A deep distrust of the government and a desire to preserve a way of life is fueling a broad—but not uniform—backlash against government efforts to impose public health guidelines on the ultraorthodox community. Many members of the community also suspect the virus isn’t so dangerous as to disrupt the rhythms of their insular and conservative communities, in which many men study religion all day rather than work and gather thrice daily for collective prayers.
“When the number of deaths isn’t as large as has been purported, the community prefers slight physical damage rather than a massive spiritual blow,” says Rabbi Pinchas Zaltzman, a religious judge in the ultraorthodox city of Bnei Brak.

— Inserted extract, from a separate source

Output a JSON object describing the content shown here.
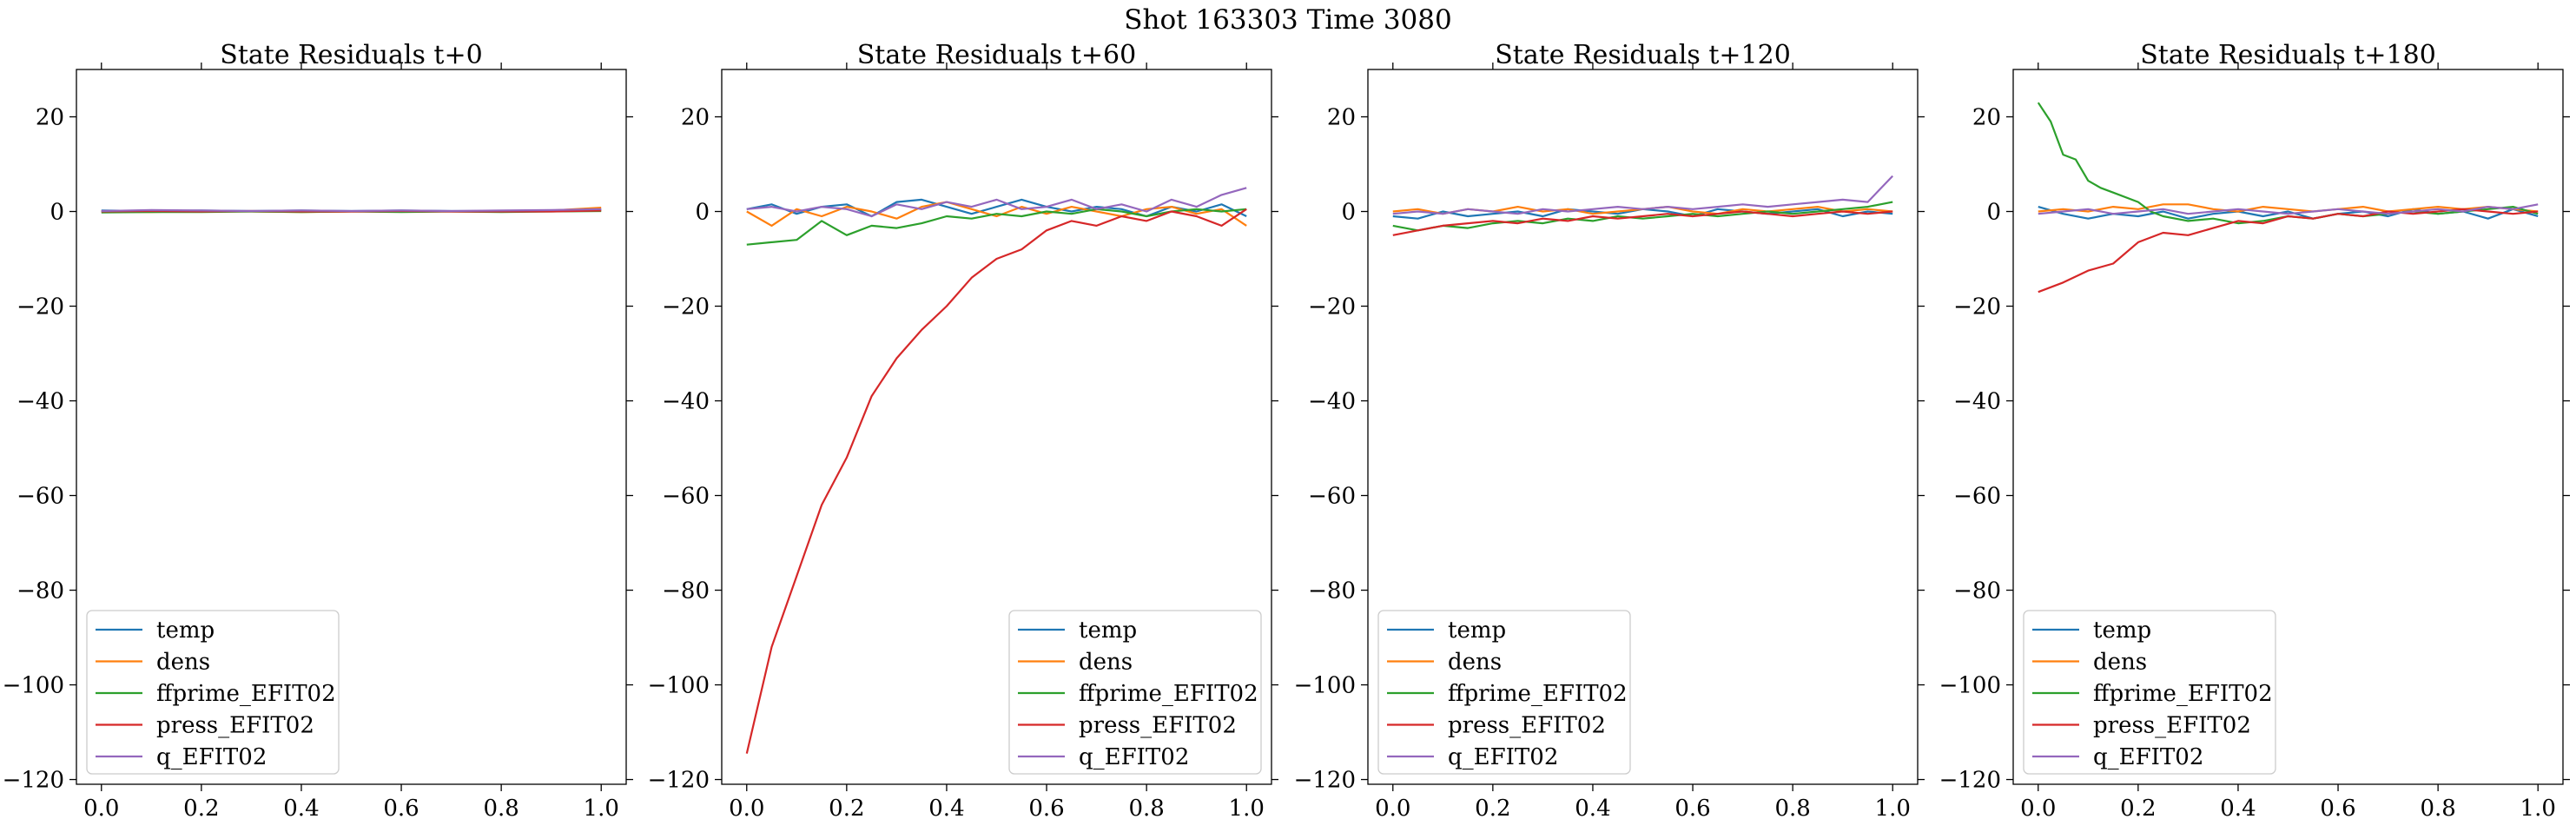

The ultraorthodox community hasn’t been immune from the virus that causes Covid-19. While the ultraorthodox make up around 12.5% of the population, they have accounted for up to 65% of infections nationwide in the first wave in the spring and more than 40% in the current second wave, according to a study based on the Ministry of Health data by Eran Segal, a computational biologist at the Weizmann Institute of Science based in central Israel. At the same time, the death rate per 1,000 individuals in the ultraorthodox sector is about half the rest of the country, largely because government figures show it is a much younger population.
After four weeks of a second nationwide lockdown, Israel was able to reduce the infection rate from more than 8,000 new cases a day to under 1,500. Now Israeli health officials fear the ultraorthodox decision to prematurely open the schools and religious seminaries could lead to yet another lockdown.